Dieselbe Spaltung hat sich auf internationaler Ebene im Kampf zwischen Russland und der Ukraine abgespielt. Russland, das von Ressentiments überwältigt ist, weil es in einer integrierten Wirtschaft des 21. Jahrhunderts nicht sinnvoll konkurrieren kann, hat sich zu einem konservativen Autoritarismus entwickelt, der kein anderes Mittel als Gewalt hat. Aber die Ukraine hatte einen besseren Zugang zu den globalen Finanz- und Mediennetzwerken. Die Reaktion der Kräfte des demokratischen Westens bestand darin, Russland von den Finanzsystemen abzuschneiden und die Ukraine mit überlegener Technologie zu versorgen. Technologie und Finanznetzwerke haben bewiesen, dass sie zumindest mit roher Gewalt zusammenpassen.

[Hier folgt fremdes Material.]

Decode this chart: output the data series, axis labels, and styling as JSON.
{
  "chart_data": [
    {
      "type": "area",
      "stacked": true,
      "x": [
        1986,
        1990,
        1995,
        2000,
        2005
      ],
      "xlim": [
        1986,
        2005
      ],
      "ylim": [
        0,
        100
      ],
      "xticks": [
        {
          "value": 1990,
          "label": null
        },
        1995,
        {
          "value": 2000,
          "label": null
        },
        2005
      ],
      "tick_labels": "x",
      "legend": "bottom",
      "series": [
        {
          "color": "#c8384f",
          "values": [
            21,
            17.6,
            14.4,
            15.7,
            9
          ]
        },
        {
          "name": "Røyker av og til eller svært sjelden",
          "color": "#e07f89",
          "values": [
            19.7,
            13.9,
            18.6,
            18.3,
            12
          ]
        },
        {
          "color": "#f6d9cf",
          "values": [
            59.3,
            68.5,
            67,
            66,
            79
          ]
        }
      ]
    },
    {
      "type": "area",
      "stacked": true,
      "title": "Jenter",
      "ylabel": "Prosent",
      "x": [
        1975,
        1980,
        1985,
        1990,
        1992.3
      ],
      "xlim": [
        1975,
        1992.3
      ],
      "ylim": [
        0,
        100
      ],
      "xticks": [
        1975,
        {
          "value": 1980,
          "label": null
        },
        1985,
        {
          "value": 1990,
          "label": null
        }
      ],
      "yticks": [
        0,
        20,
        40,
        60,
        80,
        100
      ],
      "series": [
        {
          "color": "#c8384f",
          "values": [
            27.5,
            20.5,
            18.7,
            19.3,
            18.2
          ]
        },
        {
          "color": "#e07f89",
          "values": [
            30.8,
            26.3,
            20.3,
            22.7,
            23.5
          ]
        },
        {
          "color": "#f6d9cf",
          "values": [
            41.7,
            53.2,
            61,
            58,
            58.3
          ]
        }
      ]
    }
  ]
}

Beginnende Bürgerkriege in den Vereinigten Staaten werden keine formellen Armeen sein, die um Territorien kämpfen. Die Techniken beider Seiten sind klärend. Republikanische Beamte werden den Obersten Gerichtshof oder andere politische Institutionen, die sie kontrollieren, nutzen, um ihre Agenda voranzutreiben, egal wie unpopulär sie beim amerikanischen Volk ist. Währenddessen schaffen ihre Aufrufe zur Gewalt, obwohl sie nie direkt sind, ein Klima der Wut, das sich in regelmäßigen körperlichen Angriffen auf ihre Feinde verfestigt. Der Fachbegriff für diesen Prozess ist stochastischer Terrorismus; Der Angriff in Buffalo ist ein Lehrbuchbeispiel.

Der linke Widerstand ist im Entstehen, nimmt aber auch Gestalt an: Wenn Sie reich sind und in einer Demokratie leben wollen, ist es an der Zeit, sich zu wehren. Wenn Sie ein Ingenieur sind, ist es an der Zeit, sich zu organisieren. Der Schluss ist überhaupt nicht bestimmt. Keine Seite hat einen absoluten Vorteil. Keine Seite kann leicht gewinnen. Aber eine Tatsache ist klar. Dem Kampf ist beigetreten, und er wird überall ausgetragen.